While builders and construction contracters have been crying fowl on fast surging building materials costs cautioning the government that manufacturers were colluding on prices under the government’s nose and serious action needed to be taken to “control” prices, there are very valid reason for price hikes. For cement, skyrocketing coal price increase (upwards of 200%), and an equally dramatic surge in freight rates (both in the aftermath of covid restrictions lifting and demand shooting up causing a flurry of supply chain disruptions) caused costs of production to increase substantially which had to be passed onto the consumers. Coal mix was diversified through procurement of less expensive coal from neigboring Afghanistan which to a great extent shielded the cost inflation. For steel, scrap prices have been increasing and maintaining their upward trajectory since covid broke loose (read: “Steel: Breaking the bubble”, Dec 24, 2021). That being the biggest raw material for rebar manufacturers caused end-user prices to spike too. More recently, the Russia-Ukraine has further exacerbated supply chain situation and with no signs of the war waning, the ripple effect on commodity prices is already apparent. Both countries are major supplier and producer of steel scrap. Price increases and shortages are expected to worsen in the coming months.

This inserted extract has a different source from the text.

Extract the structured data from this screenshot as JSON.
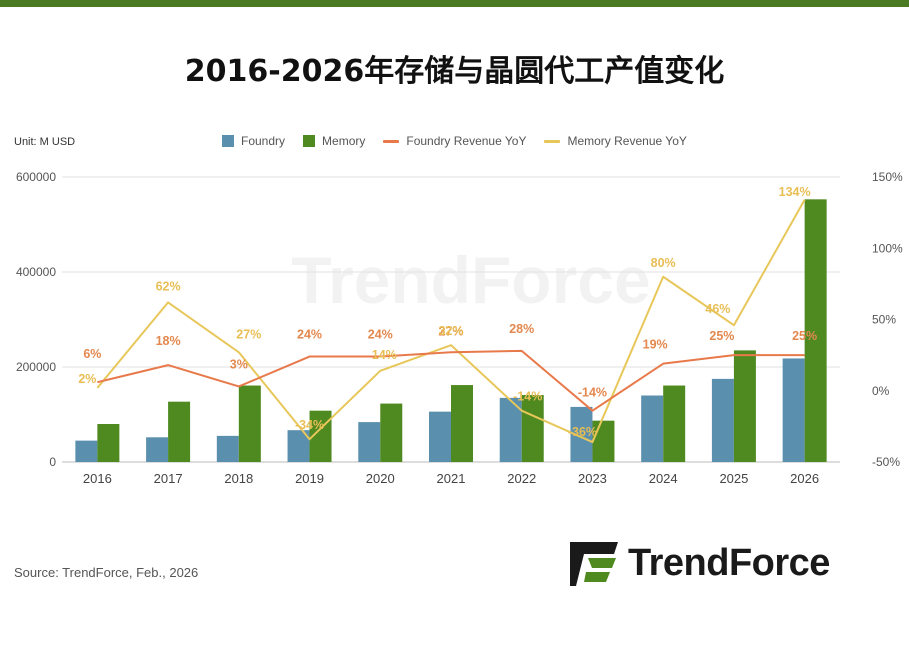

Here at home, it would be a valid argument to make—if one were to make it—that subsequent governments have provided duty protection (custom as well as regulatory duties. There are also anti dumping duties in place) on imported steel leaving consumers to rely on domestic steel which has become more and more expensive every month. As such, protection from imports give domestic players the power to keep raising prices. By that measure, the market is not open and free. But while acknowledging that, there isn’t much steel manufacturers can do here but raise price as much as they possible can to protect their businesses. Eventually, and as already evident, volumes will plummet. Demand for construction has already remained lackluster and it will get affected further as more of the cost burden is passed onto consumers. Manufacturers have to make that decision for themselves. It remains the government’s job (a task led by relevant government bodies and policymakers) to decide whether the market is competitive and free. That does not mean, the government comes in to “fix” prices but instead, ensure that producers are playing a fair and competitive game. If that means, revisting or reviewing the protectionary duties on steel and weighing the cost and benefit of protecting these industries, this column has advocated for that many times over the years.